2. 34g of tributylamine and 310g of tributylamine pyrophosphate (DMF is dissolved in advance) are added, and the temperature is raised to 20-25 ℃. And timing the reaction, reacting for 0.5h, monitoring by HPLC, and ending the reaction when no intermediate is generated in the reaction and less than 5%. The reaction solution was hydrolyzed with 3L of ice water and extracted once with 3L of dichloromethane, and the upper aqueous phase was collected as a solution to be chromatographed.

3. Column chromatography:

and carrying out column chromatography on the liquid to be chromatographed according to the following mode.

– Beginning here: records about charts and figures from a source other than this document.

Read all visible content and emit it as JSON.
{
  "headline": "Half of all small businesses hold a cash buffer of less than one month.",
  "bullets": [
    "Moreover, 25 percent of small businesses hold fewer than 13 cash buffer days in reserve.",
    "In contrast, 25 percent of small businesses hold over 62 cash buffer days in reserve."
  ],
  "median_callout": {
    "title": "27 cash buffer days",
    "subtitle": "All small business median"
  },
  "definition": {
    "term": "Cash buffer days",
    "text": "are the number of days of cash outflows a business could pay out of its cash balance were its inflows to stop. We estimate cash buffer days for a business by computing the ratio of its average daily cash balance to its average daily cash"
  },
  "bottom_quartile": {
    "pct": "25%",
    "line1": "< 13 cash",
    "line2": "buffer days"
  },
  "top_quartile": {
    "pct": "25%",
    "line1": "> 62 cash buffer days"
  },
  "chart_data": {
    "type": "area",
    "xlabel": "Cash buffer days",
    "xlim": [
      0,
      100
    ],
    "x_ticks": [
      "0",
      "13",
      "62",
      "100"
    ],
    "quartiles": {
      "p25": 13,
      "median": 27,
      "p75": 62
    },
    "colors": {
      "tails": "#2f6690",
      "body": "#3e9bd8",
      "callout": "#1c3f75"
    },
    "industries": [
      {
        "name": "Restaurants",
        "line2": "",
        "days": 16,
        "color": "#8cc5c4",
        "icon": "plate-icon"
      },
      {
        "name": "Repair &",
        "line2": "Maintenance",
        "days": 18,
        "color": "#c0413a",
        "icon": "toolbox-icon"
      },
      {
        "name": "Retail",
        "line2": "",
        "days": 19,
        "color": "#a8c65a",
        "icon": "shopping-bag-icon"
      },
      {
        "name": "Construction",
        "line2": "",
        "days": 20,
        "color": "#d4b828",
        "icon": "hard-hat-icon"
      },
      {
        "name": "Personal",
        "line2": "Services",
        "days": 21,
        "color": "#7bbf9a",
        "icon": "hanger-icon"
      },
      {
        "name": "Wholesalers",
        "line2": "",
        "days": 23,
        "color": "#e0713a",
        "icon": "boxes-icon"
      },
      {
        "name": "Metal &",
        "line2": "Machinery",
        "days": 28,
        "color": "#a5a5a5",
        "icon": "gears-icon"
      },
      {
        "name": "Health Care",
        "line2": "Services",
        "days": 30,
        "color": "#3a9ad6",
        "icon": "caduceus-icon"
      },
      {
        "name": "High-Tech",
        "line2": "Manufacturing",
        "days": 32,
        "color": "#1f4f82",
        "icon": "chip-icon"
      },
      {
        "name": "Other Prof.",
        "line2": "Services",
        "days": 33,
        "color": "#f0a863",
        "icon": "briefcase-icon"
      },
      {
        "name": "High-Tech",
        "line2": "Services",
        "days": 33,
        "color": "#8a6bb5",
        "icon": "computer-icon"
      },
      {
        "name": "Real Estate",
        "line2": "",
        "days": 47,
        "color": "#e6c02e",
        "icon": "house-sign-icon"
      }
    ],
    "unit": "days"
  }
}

Filling 0.64L of LX-650 strong anion resin column, loading chromatographic solution to the resin column with a conductance value of 3500-4000 us/c, and then washing with water and collecting lower column solution; and (3) performing column chromatography on the collected liquid by using HZ201 chlorine type resin column, and performing gradient elution by using 0.1-0.5M lithium chloride aqueous solution to obtain a product liquid with the purity of more than 85%, namely a lower column collected liquid.

C18 preparative column purification:

and (3) concentrating the collected liquid of the lower column to 100OD/ml under reduced pressure at 28 ℃ in a water bath, preparing and purifying by using a C18 preparation column, separating a product liquid with the purity of more than 98% by using an acetonitrile aqueous solution (0-5% acetonitrile aqueous solution) as a mobile phase, combining, and concentrating under reduced pressure at 28 ℃ in the water bath.

5. The concentrated solution was collected and ultrafiltered to a constant volume to obtain a final 32ml of 100mM product solution (3.2 mmol in volume).

The final product obtained was subjected to HPLC analysis as shown in FIG. 10, and its peak structure is shown in Table 4 below.

TABLE 4

Mass spectrum MS referring to figure 11,³¹the P-NMR chart is shown in FIG. 12.

The above description is only a preferred embodiment of the present application and is not intended to limit the present application, and various modifications and changes may be made by those skilled in the art. Any modification, equivalent replacement, improvement and the like made within the spirit and principle of the present application shall be included in the protection scope of the present application.